If you love baking and/or baked goods, you won't have to give it up just because you can no longer use wheat. Gluten free flour is now pretty easy to find, plus it gives you tons of yummy varieties for pastries and breads.

In fact, you will find that gluten free baking probably uses more flours than the average conventional baker has heard of.

I'll admit though, when I first gave up gluten, I only knew of corn meal as the only alternative to wheat. Maybe that was because I'd always been a fan of corn bread.

Oh by the way, don't be fooled by the fact that it's called corn bread. Look closely at the ingredients, it's made with a higher proportion of wheat flour than corn flour.

Does it Taste Like Cardboard?

The first time I had gluten free pizza, I was so disappointed. I'd just become newly gluten-free, so I was still getting used to all the tastes. But it really did taste like cardboard to me.

Then one day I went to my local Mellow Mushroom, who make their pizza from scratch while you wait - plus they have both gluten free and vegetarian options - and I couldn't believe how amazing the pizza was.

By the way, Mellow Mushroom have real options for vegetarian pizza, unlike the cheese-only ones you find at most of the other places.

But, it's true that these gluten free flours may take a little getting used to especially if you're just getting started.

Recommended List of Gluten Free Flours

Are you planning to mix some of these flours for your baking? That's great, especially if you enjoy baking from scratch.

These days though there are many companies packaging pre-mixed flour. The main problem I've found with some of these is that they don't really mix a good variety, but rely too much on rice flour and corn flour.

Most health food stores will carry a good number of these flours though.

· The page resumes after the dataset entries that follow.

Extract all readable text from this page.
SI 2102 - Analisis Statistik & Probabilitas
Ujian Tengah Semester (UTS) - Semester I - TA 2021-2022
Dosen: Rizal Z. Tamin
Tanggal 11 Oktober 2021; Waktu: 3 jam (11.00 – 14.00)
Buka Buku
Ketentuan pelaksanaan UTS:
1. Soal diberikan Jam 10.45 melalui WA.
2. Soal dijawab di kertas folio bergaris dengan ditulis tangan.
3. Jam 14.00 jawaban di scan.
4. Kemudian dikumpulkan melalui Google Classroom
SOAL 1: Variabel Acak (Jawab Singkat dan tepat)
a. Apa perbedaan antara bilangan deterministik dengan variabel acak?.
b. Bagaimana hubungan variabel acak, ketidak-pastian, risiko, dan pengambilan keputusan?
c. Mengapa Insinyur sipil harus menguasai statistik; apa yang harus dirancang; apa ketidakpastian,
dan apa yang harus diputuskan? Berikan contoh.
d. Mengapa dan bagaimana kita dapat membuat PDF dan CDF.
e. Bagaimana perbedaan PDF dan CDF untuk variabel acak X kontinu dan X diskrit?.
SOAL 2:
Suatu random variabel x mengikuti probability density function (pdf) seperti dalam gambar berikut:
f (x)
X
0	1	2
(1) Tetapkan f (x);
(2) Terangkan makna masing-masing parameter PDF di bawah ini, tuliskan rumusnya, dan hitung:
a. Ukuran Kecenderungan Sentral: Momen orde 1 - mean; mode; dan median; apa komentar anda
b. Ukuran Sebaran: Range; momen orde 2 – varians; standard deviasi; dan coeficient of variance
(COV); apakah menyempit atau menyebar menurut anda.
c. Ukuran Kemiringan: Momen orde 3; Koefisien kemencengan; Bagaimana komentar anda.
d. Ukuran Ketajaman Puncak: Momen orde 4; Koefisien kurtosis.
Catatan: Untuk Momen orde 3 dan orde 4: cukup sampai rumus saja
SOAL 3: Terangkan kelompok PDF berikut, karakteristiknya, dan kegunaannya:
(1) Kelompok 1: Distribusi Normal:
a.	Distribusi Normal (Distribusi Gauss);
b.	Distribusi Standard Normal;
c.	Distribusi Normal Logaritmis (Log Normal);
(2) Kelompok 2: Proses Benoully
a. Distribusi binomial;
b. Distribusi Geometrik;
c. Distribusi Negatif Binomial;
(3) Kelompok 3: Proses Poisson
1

You can play around with mixing the gluten free flour to make your own All Purpose flour, but can you see the all variety you're stuck with?

  • Almond meal
  • Amaranth meal
  • Arrowroot
  • Chickpea Flour (Garbanzo bean flour)
  • Coconut
  • Corn/Maize
  • Gluten Free All Purpose Flour
  • Hazelnut
  • Homemade pancake
  • Millet
  • Potato
  • Quinoa
  • Rice
  • Sorghum
  • Teff
  • Tapioca

Beware! Spelt Flour is Not Gluten Free

At first I dabbled with spelt flour and spelt breads quite a bit. Part of was because spelt is touted by some as not having the same devastating effects to those who are gluten sensitive as wheat is.

But I found this to not be the case for me personally.

Although spelt is just a distant ancestor to wheat, it still contains gluten. And if you're quite gluten sensitive or diagnosed with celiac disease, I'd be really wary of eating anything made with spelt flour.

My experience with was that I found I could tolerate it at first, then a few months into it, I started to feel very glutened again.

I'm bringing this up to remind you once again to please check the ingredients pf whatever you purchase very carefully (there's that broken record again :).

Some products made with spelt flour may be labeled as wheat free, but beware that wheat free does not equal gluten free.

That said, there are some gluten intolerant people who claim to be able to digest spelt just fine.

If you that is you, then it just means you have a lot more wiggle room as far as adding this grain to your list of acceptable flours. Just be sure to always mention it to your gluten free guests or friends if you are planning to bake with spelt flour.

Beware also that some gluten free bakeries use spelt flour for some of their products. But chances are these bakeries are already sensitive to the fact that many celiacs or gluten sensitives cannot tolerate ANY amount or form of gluten, so they will likely have it clearly stated that they do use spelt.